Black drum is also good blackened

Flounder is super fried or baked with parmesan cheese.

Whiting is very good fried and great for gumo and chowder.

Bluefish is the healthiest fish in our salt water, like salmon is for fresh. Many don't like it, but I like it fried. Also good cold on salad.

Spanish and king mackerel can be caught in abundance on the pier, and they are great broiled with citrus and tomatoes.

Trout are good baked or fried.

Grunts and croakers are good fried.

Jack Cravalle is good as suchi or good smoked.

That's about all you'll get from land.


----------



## Travis Gill (Oct 6, 2007)

> *jacko'fishes (5/4/2008)*
> 
> Jack Cravalle is good as suchi or good smoked.
> 
> ...


----------



## sniper (Oct 3, 2007)

Pink snapper if all else fails.


----------



## Shiznik (Feb 24, 2008)

I kinda go along with jack o' fishes on this one! But, I "always" have one rod dedicated to an interested Cobia that cruise the beach. Don't think for a second that they won't. I see them while wading out and have thrown for them too! JMO. My wife even makes me keep any Large Sailcat and her father loves to eat them. I have to bone them out and take out any bloodline and then he tells her to keep all of them that we catch. But the Jack Cravalle, is a different story. If he wanted to eat them, he'd have to prove to me that he likes that stuff. I love Sushi, and I was a Chef for many years and have tried all kinds of Sushi, I'm not eating that stuff raw.
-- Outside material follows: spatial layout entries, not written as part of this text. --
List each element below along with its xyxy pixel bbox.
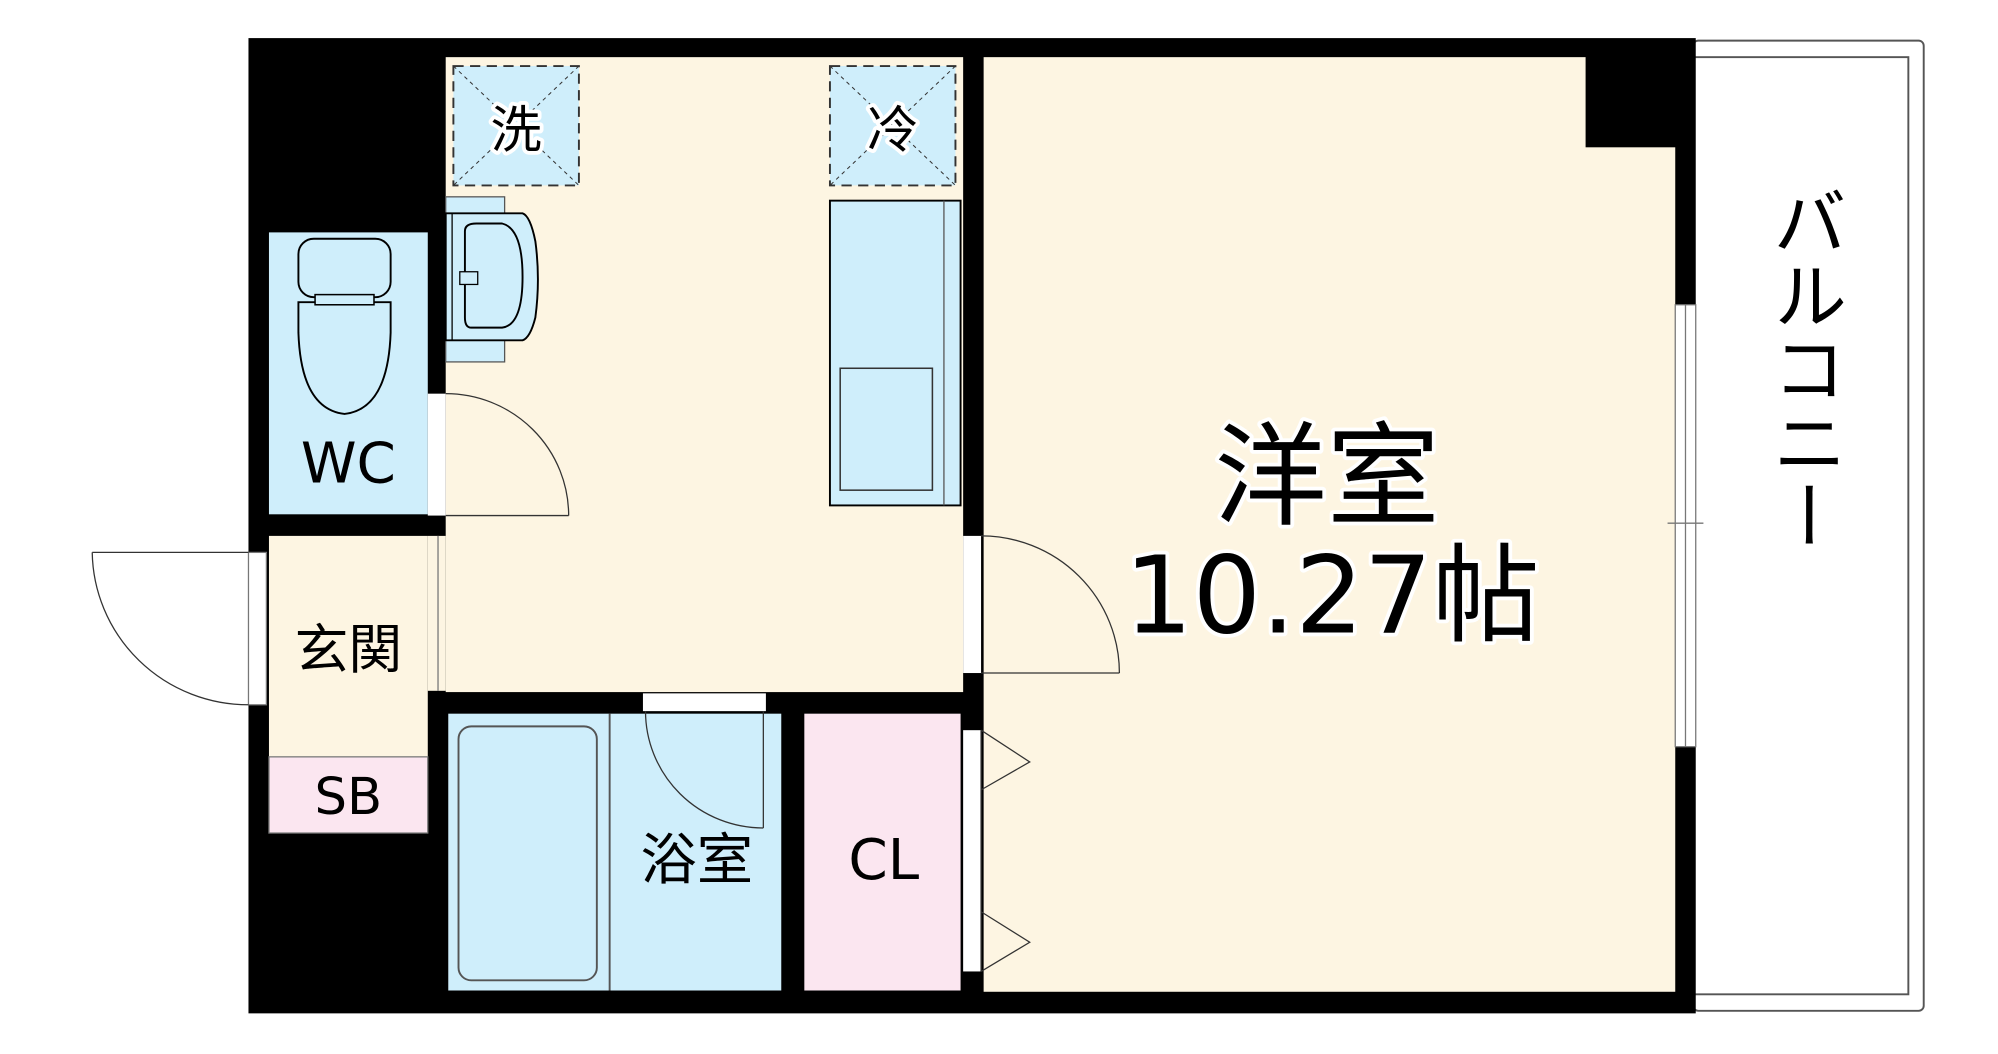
closet-label: CL (848, 828, 919, 893)
bathroom-label: 浴室 (640, 828, 753, 893)
western-room-label: 洋室 (1214, 413, 1439, 542)
toilet-icon (297, 237, 392, 415)
shoe-box (268, 756, 429, 834)
washer-space: 洗 (452, 65, 580, 187)
wc-label: WC (301, 432, 396, 497)
entrance-label: 玄関 (295, 618, 403, 681)
pillar (1585, 50, 1678, 148)
entrance-door[interactable] (91, 551, 268, 706)
wc-door[interactable] (427, 393, 570, 517)
fridge-label: 冷 (867, 102, 918, 161)
balcony-label: バルコニー (1760, 184, 1846, 552)
western-room-size: 10.27帖 (1124, 535, 1540, 658)
closet-floor (804, 713, 961, 991)
fridge-space: 冷 (828, 65, 957, 187)
bathtub (457, 725, 598, 982)
room-door[interactable] (963, 535, 1121, 674)
western-room-floor (983, 57, 1676, 992)
shoe-box-label: SB (315, 768, 383, 827)
washer-label: 洗 (491, 102, 542, 161)
wash-basin-icon (444, 196, 539, 363)
balcony-window[interactable] (1667, 304, 1704, 748)
entrance-floor (268, 535, 428, 757)
kitchen-counter (828, 199, 962, 507)
bathroom-door[interactable] (642, 693, 766, 712)
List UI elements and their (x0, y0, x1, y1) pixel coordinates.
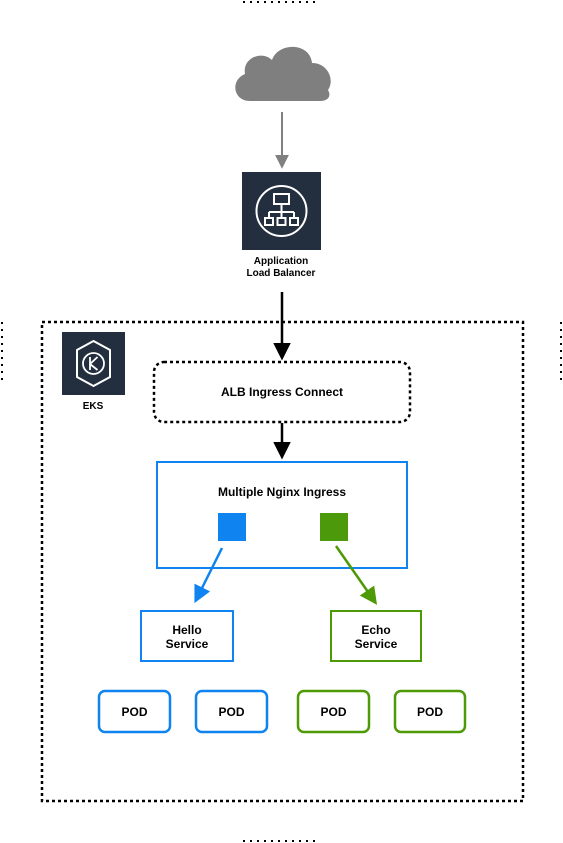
arrow-nginx-to-hello-service (194, 547, 224, 604)
pod-label-hello-2: POD (218, 705, 244, 719)
arrow-nginx-to-echo-service (334, 545, 378, 605)
pod-label-echo-1: POD (320, 705, 346, 719)
hello-service-label-line1: Hello (172, 623, 201, 637)
alb-label-line2: Load Balancer (247, 268, 316, 279)
cloud-icon (235, 46, 331, 101)
hello-service-label-line2: Service (166, 637, 209, 651)
load-balancer-icon (242, 172, 321, 250)
echo-service-box (330, 610, 422, 662)
alb-ingress-connect-box (152, 360, 412, 424)
hello-service-box (140, 610, 234, 662)
nginx-ingress-label: Multiple Nginx Ingress (218, 485, 346, 499)
pod-box-hello-1 (97, 689, 172, 734)
pod-box-echo-2 (393, 689, 467, 734)
nginx-ingress-hello-port (218, 513, 246, 541)
kubernetes-icon (62, 332, 125, 395)
pod-label-hello-1: POD (121, 705, 147, 719)
pod-box-echo-1 (296, 689, 371, 734)
eks-label: EKS (83, 401, 104, 412)
nginx-ingress-box (156, 461, 408, 569)
alb-ingress-connect-label: ALB Ingress Connect (221, 385, 343, 399)
echo-service-label-line1: Echo (361, 623, 390, 637)
nginx-ingress-echo-port (320, 513, 348, 541)
echo-service-label-line2: Service (355, 637, 398, 651)
alb-label-line1: Application (254, 256, 308, 267)
pod-box-hello-2 (194, 689, 269, 734)
pod-label-echo-2: POD (417, 705, 443, 719)
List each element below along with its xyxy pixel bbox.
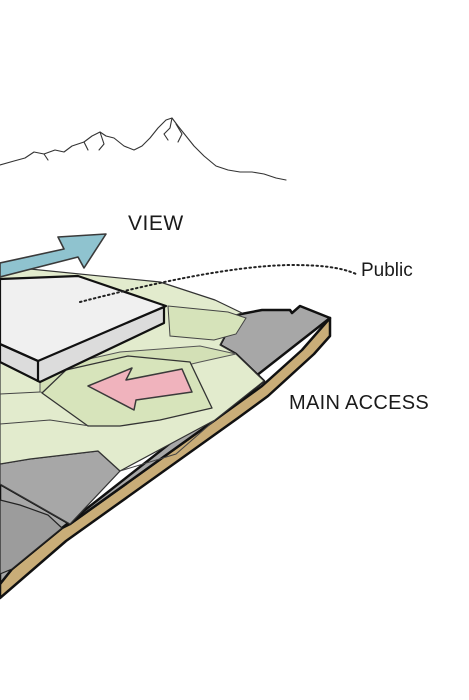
main-access-label: MAIN ACCESS xyxy=(289,392,429,414)
building xyxy=(0,274,168,384)
public-leader-line xyxy=(79,263,357,303)
site-lines xyxy=(0,391,216,472)
green-upper-plot xyxy=(167,305,247,341)
arrow-up-right-icon xyxy=(0,233,107,278)
view-label: VIEW xyxy=(128,212,184,235)
arrow-left-icon xyxy=(87,367,193,411)
public-label: Public xyxy=(361,260,413,281)
mountain-range-icon xyxy=(0,117,287,181)
paved-corner xyxy=(0,499,63,575)
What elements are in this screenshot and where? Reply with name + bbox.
I've seen the posting where the guy made steaks out of it and grilled it. I'd try that just to say I did. I also love Black Tip too!


----------



## JohniusMaximus (Apr 30, 2008)

Thanks for the help!

I had no idea croakers were good to eat. On my last trip I was catching lots of them and didn't even consider keeping a few. Of course on my first trip I easily caught 3 dozen trout (At the time I had no clue what they were) off a pier and had no clue they were edible until some guy asked if I'd let him take a few home. After that all I caught were catfish.


----------



## Loanangler (May 5, 2008)

Redfish on the half shell is fantastic. try half with italian salad dressing and the other half with lemon,garlic,butter and spice to taste. Both are good.


----------